In Connecticut, you must file a discrimination claim with the state administrative agency, the Connecticut Commission on Human Rights and Opportunities (CHRO). The state agency has what is called a work-sharing agreement with the federal administrative agency, the Equal Employment Opportunity Commission (EEOC), which means that the agencies cooperate with each other to process claims. Filing a claim with both agencies is unnecessary, as long as you indicate to CHRO that you want it to cross-file the claim with the EEOC.
The Connecticut anti-discrimination statute covers some smaller employers not covered by federal law. Therefore, if your workplace has between 3 and 14 employees, you will be covered only under state law, and should file with the CHRO. If your workplace has 15 or more employees, you will be able to initiate a claim under both federal and state law by filing with the CHRO.
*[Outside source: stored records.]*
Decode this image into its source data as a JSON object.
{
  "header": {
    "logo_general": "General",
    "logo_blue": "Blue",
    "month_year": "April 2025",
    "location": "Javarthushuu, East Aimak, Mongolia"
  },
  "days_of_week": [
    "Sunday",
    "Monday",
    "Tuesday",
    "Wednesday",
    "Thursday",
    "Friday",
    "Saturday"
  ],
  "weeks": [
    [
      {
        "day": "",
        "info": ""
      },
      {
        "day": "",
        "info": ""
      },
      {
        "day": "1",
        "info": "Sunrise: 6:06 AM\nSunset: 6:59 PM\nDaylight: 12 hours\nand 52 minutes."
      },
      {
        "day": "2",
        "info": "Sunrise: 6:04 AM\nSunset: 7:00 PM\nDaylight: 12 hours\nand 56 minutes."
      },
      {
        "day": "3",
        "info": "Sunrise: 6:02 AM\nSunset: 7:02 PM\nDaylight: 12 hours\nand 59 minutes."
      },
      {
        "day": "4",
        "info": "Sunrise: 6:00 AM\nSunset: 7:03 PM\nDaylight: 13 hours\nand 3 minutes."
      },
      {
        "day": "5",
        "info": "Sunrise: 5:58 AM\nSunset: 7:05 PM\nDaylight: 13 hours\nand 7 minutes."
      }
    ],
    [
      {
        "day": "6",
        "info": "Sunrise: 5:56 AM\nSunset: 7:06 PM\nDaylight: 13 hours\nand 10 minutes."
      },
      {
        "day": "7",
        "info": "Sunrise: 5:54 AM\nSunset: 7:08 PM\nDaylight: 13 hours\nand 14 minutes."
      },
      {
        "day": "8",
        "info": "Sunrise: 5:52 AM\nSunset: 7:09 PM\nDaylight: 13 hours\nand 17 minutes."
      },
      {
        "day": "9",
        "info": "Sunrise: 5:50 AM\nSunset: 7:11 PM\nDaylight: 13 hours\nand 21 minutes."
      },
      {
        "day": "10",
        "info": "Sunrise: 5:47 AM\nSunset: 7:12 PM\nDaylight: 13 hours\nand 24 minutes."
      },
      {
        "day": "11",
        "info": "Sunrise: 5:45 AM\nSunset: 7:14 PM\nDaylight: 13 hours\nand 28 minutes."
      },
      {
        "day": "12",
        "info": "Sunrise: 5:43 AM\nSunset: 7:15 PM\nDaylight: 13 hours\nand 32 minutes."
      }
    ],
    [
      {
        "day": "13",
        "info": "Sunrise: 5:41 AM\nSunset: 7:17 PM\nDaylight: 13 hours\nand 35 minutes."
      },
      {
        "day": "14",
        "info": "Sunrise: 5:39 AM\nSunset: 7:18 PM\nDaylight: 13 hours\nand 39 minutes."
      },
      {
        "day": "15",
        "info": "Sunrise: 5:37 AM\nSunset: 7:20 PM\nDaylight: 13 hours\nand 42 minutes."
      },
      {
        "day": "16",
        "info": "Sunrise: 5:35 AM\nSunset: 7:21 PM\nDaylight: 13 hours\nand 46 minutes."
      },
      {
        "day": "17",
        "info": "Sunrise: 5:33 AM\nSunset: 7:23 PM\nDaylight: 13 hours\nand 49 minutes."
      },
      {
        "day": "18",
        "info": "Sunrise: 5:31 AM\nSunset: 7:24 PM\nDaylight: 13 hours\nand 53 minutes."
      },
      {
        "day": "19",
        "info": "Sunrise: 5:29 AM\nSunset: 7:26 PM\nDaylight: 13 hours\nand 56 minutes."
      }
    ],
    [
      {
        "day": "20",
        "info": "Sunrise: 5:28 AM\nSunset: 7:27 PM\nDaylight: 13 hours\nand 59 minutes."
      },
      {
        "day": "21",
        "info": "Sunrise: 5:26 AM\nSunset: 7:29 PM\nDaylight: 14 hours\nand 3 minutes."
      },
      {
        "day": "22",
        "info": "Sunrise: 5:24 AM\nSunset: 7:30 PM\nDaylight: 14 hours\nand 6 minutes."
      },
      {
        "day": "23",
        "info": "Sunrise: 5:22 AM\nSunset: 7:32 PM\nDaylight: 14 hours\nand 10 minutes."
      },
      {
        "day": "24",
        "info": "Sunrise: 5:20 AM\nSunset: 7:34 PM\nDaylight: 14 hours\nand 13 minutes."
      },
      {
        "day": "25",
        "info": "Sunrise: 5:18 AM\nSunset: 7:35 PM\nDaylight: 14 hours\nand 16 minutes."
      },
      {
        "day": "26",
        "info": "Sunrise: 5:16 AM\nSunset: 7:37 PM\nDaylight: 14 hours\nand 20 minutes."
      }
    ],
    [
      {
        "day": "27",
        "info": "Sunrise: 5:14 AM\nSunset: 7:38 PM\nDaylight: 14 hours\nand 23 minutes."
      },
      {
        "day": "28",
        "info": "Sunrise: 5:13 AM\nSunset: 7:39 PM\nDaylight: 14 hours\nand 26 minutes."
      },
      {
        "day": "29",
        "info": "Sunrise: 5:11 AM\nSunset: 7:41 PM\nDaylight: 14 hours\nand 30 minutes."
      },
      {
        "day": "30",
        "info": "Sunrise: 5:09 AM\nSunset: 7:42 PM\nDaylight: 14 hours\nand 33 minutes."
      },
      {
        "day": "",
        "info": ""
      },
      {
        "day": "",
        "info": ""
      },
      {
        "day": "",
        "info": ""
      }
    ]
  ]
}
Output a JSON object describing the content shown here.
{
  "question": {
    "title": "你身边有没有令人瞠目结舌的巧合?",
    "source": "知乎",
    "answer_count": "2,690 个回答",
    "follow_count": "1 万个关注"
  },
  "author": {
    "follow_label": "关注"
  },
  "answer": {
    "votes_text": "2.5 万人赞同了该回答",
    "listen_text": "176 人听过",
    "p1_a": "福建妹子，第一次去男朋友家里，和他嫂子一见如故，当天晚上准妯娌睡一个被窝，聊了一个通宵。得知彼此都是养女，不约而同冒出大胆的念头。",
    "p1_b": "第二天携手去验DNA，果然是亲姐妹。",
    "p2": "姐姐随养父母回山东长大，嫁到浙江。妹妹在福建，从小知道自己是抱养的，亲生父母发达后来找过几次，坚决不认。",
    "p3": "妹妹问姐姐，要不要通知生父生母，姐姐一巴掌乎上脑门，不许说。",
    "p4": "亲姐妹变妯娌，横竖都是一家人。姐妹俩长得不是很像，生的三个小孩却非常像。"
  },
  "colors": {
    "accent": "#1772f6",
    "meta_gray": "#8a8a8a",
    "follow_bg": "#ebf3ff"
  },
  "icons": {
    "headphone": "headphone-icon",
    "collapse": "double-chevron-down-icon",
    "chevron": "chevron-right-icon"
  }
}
To file a claim with the CHRO, contact the office below serving the area where the discrimination took place. More information about filing a claim with the CHRO can be found at http://www.ct.gov/chro/cwp/view.asp?a=2524&Q=315886&chroPNavCtr=|#45585.
|Capital Region Office
1229 Albany Avenue
Hartford, CT 06112-2193
Phone: (860) 566-7710
Fax: (860) 566-1997
TDD: (860) 566-7710
Contact this office if the alleged discrimination took place in: Avon, Plainville, Bloomfield, Rocky Hill, Canton, Simsbury, Collinsville, Suffield, East Granby, West Hartford, Farmington, Wethersfield, Granby, Windsor, Hartford, Windsor Locks, New Britain, Unionville, Newington, New Canaan
Eastern Region Office
|West Central Region Office
Rowland State Government Center
55 West Main Street, Suite 210
Waterbury, CT 06702-2004
Phone: (203) 805-6530
Fax: (203) 805-6559
TDD: (203) 805-6579
Contact this office if the alleged discrimination took place in: Ansonia, Naugatuck, Barkhamsted, New Hartford, Beacon Falls, New Haven, Berlin, Norfolk, Bethany, North Branford, Bethlehem, North Canaan, Branford, North Haven, Bristol, Orange, Burlington, Oxford, Canaan, Plymouth, Cheshire, Portland, Colebrook, Prospect, Cornwall, Roxbury, Cromwell, Salisbury, Derby, Seymour, Durham, Sharon, East Haven, Shelton, Goshen, Southbury, Guilford, Southington, Haddam, Thomaston, Hamden, Torrington, Hartland, Wallingford, Harwinton, Warren, Kent, Washington, Litchfield, Waterbury, Madison, Watertown, Meriden, West Haven, Middlebury, Winchester, Middlefield, Wolcott, Middletown, Woodbridge, Milford, Woodbury, Morris, Winsted
Southwest Region Office
3. What are my time deadlines?
Do not delay in contacting the CHRO or EEOC to file a claim. There are strict time limits in which charges of employment discrimination must be filed. To preserve your state claim, you must file with the CHRO within 180 days of the date you believe you were discriminated against. To preserve your federal claim, you must file with the CHRO (who will refer your claim to the EEOC) within 300 days of the date you believe you were discriminated against. However, as you might have other legal claims with shorter deadlines, do not wait to file your claim until your time limit is close to expiring. You may wish to consult with an attorney prior to filing your claim, if possible. Yet if you are unable to find an attorney who will assist you, it is not necessary to have an attorney to file your discrimination claim with the state and federal administrative agencies.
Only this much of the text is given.